“I am only one, but still I am one.
I cannot do everything, but still I can do something.
And because I cannot do everything,
I will not refuse to do the something I can do.”

Edward Everett Hale

Friday, 16 January 2026

Speaking and Listening

Henry David Thoreau, the 19th century American author and Transcendentalist, once wrote, "It takes two to speak the truth; one to speak and one to listen."
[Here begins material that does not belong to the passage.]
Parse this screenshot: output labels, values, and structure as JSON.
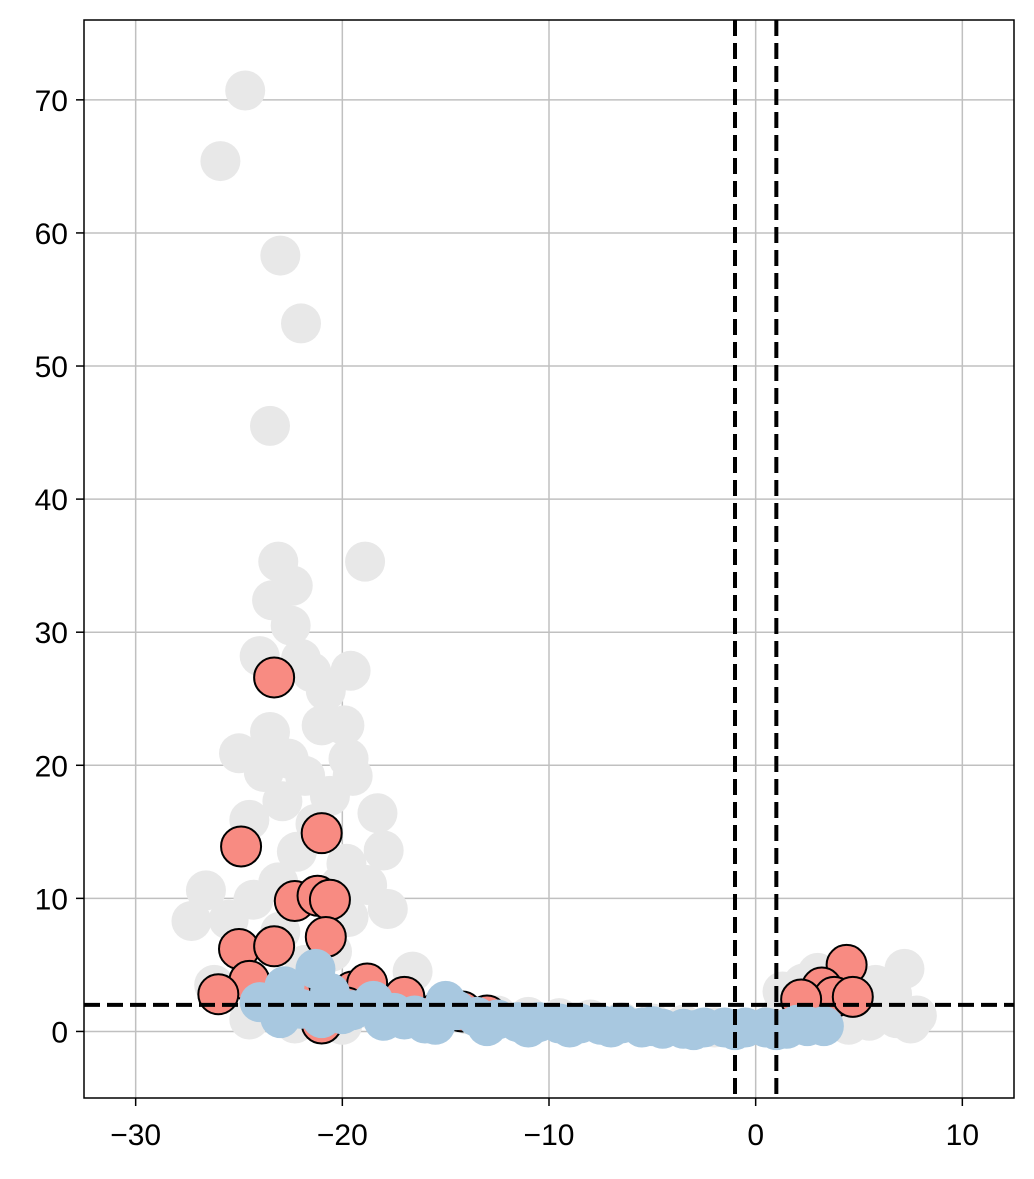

(image: Free SVG vector files)

Hmm, I'm not so sure about that. If one person is doing all the speaking and the other is doing all the listening, to me, it implies an inequality in the exchange. The one doing the listening must be free to question what the speaker is saying, to ask questions of their own, to tease the deeper meaning out of what the speaker is sharing. Or at the very least - for example if the recipient is listening to a public speaker (or a worship leader!) - the listener should be free to talk with others and / or with the speaker, afterwards, about what the speaker has said, if they have questions.

We are thinking beings. I believe we should rarely accept what another says as 'the truth' uncritically, without questioning it. We have been given brains to analyse received information and should use them. For me, this is most of the problem with social media today. The "listener" is the person who browses Facebook or X or whatever, and reads whatever is framed as 'the truth', by the "speaker", the person who doing the posting. Engaging with the post is not the same as true conversation. Complicated algorithms control which posts we see, which tend to confirm the views we hold already. It takes a positive effort to move past this (to me, quite sinister) control and work out the truth for ourselves. 

In Thoreau's day, conversation was face-to-face, or by letter, between people who knew each other (or at least, knew the reputation of the speaker if, for example, the listener was attending a lecture or a worship service). Today, we are offered a wide variety of "truths" from many sources, most of whom we do not know personally. 

Our saving grace is that we are still inclined to speak with other people, face-to-face, about what we have learned. And so move towards a more nuanced understanding of 'the truth'.